Senior Iranian Cleric Calls for Executing Protesters, Threatens Trump

Iranian senior cleric Ahmad Khatami delivers a sermon during a mourning prayer for slain I
ATTA KENARE/AFP via Getty Images

Ayatollah Ahmad Khatami, a high-ranking member of the Iranian theocracy who sits on several of its highest governing bodies, on Friday demanded the execution of protesters and made threats against President Donald Trump and Israeli Prime Minister Benjamin Netanyahu.

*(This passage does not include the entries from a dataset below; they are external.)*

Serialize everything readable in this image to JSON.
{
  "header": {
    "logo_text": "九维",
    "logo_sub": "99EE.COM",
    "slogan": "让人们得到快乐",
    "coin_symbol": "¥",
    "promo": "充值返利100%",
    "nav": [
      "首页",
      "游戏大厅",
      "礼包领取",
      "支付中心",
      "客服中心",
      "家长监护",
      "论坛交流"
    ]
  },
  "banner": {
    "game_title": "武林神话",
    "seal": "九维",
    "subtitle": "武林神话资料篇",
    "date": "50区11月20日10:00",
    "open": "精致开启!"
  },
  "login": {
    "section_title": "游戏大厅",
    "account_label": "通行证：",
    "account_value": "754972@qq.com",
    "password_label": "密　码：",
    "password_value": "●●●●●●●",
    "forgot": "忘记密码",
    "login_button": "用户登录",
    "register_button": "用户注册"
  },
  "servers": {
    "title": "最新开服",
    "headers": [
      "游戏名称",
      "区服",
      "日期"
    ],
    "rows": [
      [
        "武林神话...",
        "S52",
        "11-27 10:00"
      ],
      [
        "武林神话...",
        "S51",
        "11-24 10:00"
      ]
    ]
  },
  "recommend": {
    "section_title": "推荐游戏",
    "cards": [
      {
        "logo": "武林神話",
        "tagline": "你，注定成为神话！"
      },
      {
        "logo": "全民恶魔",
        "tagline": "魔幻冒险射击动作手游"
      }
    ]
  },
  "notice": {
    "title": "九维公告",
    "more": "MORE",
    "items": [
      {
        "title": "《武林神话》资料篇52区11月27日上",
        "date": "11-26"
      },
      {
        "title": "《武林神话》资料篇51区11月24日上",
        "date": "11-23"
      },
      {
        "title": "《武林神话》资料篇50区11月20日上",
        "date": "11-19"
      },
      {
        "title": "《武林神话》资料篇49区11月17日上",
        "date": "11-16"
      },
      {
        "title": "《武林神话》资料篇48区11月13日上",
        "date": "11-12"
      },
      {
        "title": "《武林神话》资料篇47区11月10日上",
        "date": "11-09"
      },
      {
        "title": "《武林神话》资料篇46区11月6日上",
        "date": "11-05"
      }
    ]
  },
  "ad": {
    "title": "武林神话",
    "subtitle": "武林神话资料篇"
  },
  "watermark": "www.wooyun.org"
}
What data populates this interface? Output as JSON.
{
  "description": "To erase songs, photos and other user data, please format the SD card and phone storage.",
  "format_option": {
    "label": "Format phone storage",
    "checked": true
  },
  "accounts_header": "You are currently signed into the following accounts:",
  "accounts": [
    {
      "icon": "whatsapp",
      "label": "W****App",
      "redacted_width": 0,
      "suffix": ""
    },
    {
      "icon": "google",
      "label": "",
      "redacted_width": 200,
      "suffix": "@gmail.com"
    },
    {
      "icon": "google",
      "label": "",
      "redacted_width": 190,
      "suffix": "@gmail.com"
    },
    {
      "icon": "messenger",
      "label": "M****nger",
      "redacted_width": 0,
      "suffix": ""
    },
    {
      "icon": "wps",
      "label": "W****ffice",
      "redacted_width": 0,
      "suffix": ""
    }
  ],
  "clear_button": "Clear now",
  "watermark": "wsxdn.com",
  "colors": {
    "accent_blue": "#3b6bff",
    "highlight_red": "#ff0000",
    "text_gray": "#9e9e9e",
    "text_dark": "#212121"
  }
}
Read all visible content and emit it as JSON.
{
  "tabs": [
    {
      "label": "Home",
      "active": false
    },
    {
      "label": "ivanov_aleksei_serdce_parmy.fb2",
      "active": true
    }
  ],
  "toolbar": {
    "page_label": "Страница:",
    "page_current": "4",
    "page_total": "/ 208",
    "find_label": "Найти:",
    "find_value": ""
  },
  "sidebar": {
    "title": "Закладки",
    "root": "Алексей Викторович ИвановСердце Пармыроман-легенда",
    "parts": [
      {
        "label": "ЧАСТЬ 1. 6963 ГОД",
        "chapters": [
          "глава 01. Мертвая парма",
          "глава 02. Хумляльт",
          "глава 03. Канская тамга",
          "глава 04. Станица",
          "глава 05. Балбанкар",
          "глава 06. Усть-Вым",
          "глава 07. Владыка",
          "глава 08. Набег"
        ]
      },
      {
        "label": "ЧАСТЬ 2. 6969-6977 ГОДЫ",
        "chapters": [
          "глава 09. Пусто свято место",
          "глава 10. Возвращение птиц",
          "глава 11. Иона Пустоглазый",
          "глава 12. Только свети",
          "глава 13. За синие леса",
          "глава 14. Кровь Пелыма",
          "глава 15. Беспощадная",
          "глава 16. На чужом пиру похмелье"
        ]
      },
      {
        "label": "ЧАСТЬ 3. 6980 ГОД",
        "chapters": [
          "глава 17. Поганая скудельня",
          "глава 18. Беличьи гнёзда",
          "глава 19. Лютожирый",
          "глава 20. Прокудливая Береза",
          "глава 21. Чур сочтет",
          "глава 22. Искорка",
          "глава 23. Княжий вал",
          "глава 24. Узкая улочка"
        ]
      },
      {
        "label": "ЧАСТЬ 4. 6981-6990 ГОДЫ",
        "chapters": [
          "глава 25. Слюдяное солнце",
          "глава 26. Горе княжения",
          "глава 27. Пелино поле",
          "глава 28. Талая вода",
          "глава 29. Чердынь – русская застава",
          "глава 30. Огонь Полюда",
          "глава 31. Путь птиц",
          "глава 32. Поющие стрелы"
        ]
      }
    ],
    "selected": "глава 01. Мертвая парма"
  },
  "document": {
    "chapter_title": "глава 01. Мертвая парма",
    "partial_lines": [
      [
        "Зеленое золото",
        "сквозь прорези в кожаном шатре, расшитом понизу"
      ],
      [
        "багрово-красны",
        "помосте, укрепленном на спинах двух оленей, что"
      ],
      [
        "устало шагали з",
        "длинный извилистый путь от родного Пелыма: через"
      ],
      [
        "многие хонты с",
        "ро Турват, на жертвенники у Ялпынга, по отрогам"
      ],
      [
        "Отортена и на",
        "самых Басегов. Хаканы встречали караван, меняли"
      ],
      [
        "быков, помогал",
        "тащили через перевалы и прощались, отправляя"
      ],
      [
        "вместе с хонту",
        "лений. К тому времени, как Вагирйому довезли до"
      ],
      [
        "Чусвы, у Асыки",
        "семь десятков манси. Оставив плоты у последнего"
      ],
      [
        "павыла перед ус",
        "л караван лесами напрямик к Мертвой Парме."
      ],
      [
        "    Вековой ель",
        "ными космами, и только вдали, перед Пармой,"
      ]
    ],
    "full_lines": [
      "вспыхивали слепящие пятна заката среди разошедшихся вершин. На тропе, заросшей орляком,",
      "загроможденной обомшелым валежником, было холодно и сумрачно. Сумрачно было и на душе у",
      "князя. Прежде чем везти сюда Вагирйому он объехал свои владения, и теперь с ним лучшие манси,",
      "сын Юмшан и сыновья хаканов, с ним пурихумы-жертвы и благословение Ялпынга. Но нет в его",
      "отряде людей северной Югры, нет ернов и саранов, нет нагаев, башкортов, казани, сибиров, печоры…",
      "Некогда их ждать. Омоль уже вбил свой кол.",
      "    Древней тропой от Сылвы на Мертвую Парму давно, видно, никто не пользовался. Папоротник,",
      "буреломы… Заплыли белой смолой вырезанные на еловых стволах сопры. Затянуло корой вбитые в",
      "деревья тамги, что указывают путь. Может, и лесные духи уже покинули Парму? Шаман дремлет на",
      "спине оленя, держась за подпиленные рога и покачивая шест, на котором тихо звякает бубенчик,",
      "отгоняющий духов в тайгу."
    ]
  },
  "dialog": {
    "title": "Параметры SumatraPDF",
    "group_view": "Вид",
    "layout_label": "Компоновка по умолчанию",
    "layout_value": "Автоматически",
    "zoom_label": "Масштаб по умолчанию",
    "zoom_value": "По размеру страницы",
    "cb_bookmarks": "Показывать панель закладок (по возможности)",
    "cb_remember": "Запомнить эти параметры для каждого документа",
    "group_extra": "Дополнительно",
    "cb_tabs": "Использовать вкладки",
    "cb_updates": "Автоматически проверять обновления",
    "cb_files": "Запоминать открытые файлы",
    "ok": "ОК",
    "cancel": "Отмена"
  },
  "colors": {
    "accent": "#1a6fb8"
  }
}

Khatami is a belligerent hardline cleric and close associate of Supreme Leader Ayatollah Ali Khamenei, who personally appointed him to several important positions. Khatami holds seats on the Assembly of Experts, the 88-member clerical body that elects the Supreme Leader, and the Guardian Council, the 12-member body that controls who is allowed to run in Iran’s sham “elections.”

Khatami also holds the prestigious perch of leading Friday prayers in Tehran. His sermon on Friday, broadcast by Iranian state media, was a fiery rant that demanded the death penatly for anti-government demonstrators.

“Any threat against the Supreme Leader is waging war on God, which carries a death sentence,” he proclaimed.

Khatami sneeringly dismissed the protesters as Netanyahu’s “butlers” and Trump’s “soldiers,” denouncing the thousands who have filled Iran’s streets as pawns in an Israeli-U.S. effort at “disintegrating” Iran.

“They should wait for hard revenge from the system. Americans and Zionists should not expect peace,” he railed in a threat to Netanyahu and Trump.

Khatami claimed some 350 mosques, 126 prayer halls, 80 homes of prayer leaders like himself, and 20 other “holy sites” were damaged by the demonstrations. He also complained of damage to 400 hospitals, 106 ambulances, 71 fire department vehicles, and 50 other emergency vehicles.

The throng of worshipers attending Khatami’s prayer service reportedly responded to his fulminations with chants of “Armed hypocrites should be put to death!”

Other officials of the Iranian regime have dismissed the massive demonstrations that erupted in December after the collapse of the Iranian currency as a U.S. or Israeli “plot” to destabilize the country. The demonstrators are frequently characterized as “terrorists” and foreign operatives in regime propaganda.

Thousands were killed by the regime’s brutal crackdown on the demonstrations this week, which appears to have succeeded in quelling the movement, at least for the time being. Reuters relayed unverified reports of a nurse killed by government security forces, rioters setting fire to an education office, and “sporadic protests” in a smattering of cities and towns on Thursday.